Gonzales, J. (2024) ‘Porter’s generic strategies in the context of homegrown restaurants’, ResearchGate. Available at: https://www.researchgate.net/publication/391861952.

Grant, R.M. (2019) Contemporary Strategy Analysis. 10th edn. Chichester: Wiley.

Hitt, M.A., Ireland, R.D. and Hoskisson, R.E. (2021) Strategic Management: Competitiveness and Globalisation. 14th edn. Boston: Cengage.

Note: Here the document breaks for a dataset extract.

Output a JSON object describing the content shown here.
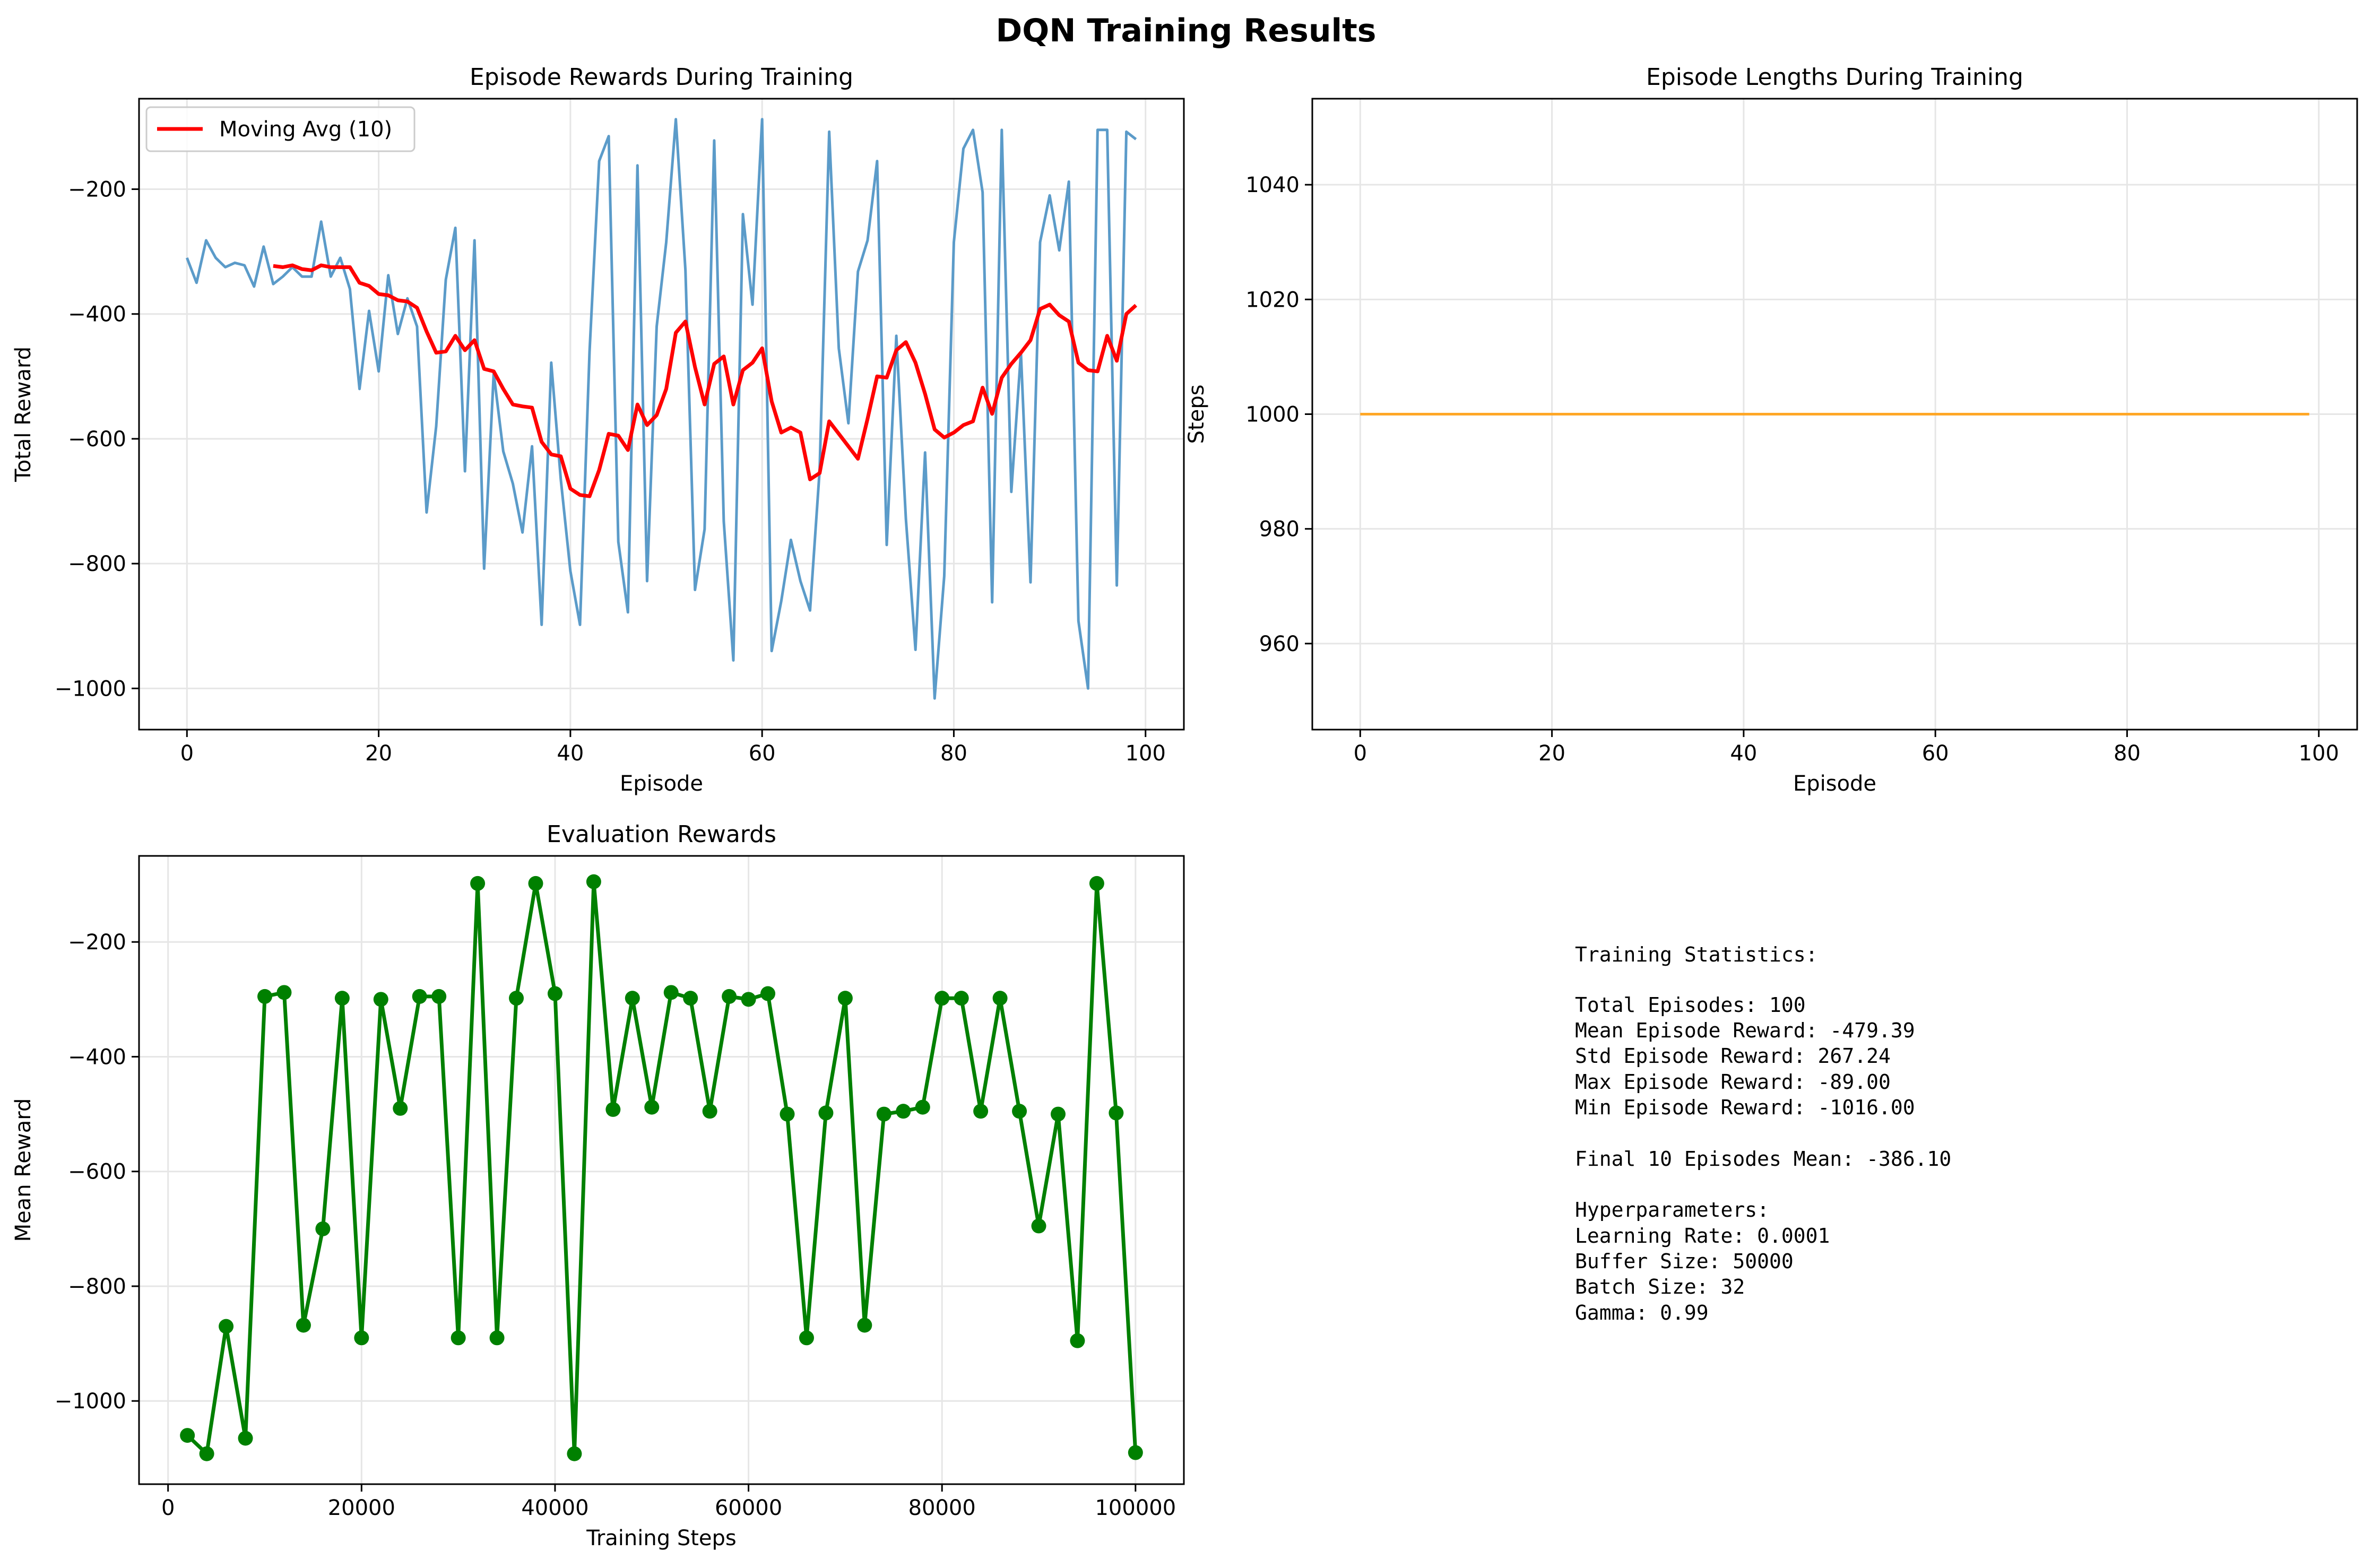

Kim, W.C. and Mauborgne, R. (2015) Blue Ocean Strategy. Expanded edn. Boston: Harvard Business Review Press.

Prahalad, C.K. and Hamel, G. (1990) ‘The core competence of the corporation’, Harvard Business Review, 68(3), pp. 79–91.

Teece, D.J. (2014) ‘A dynamic capabilities-based entrepreneurial theory of the multinational enterprise’, Journal of International Business Studies, 45(1), pp. 8–37.

Wheelen, T.L. and Hunger, J.D. (2020) Strategic Management and Business Policy: Globalisation, Innovation and Sustainability. 16th edn. Harlow: Pearson.

Zang, X., Abdullah, R.N. and Feng, Y. (2025) ‘Mediating role of 6V-based SBMI between competitive strategies and firm performance’, World Electric Vehicle Journal, 16(5), pp. 1–19.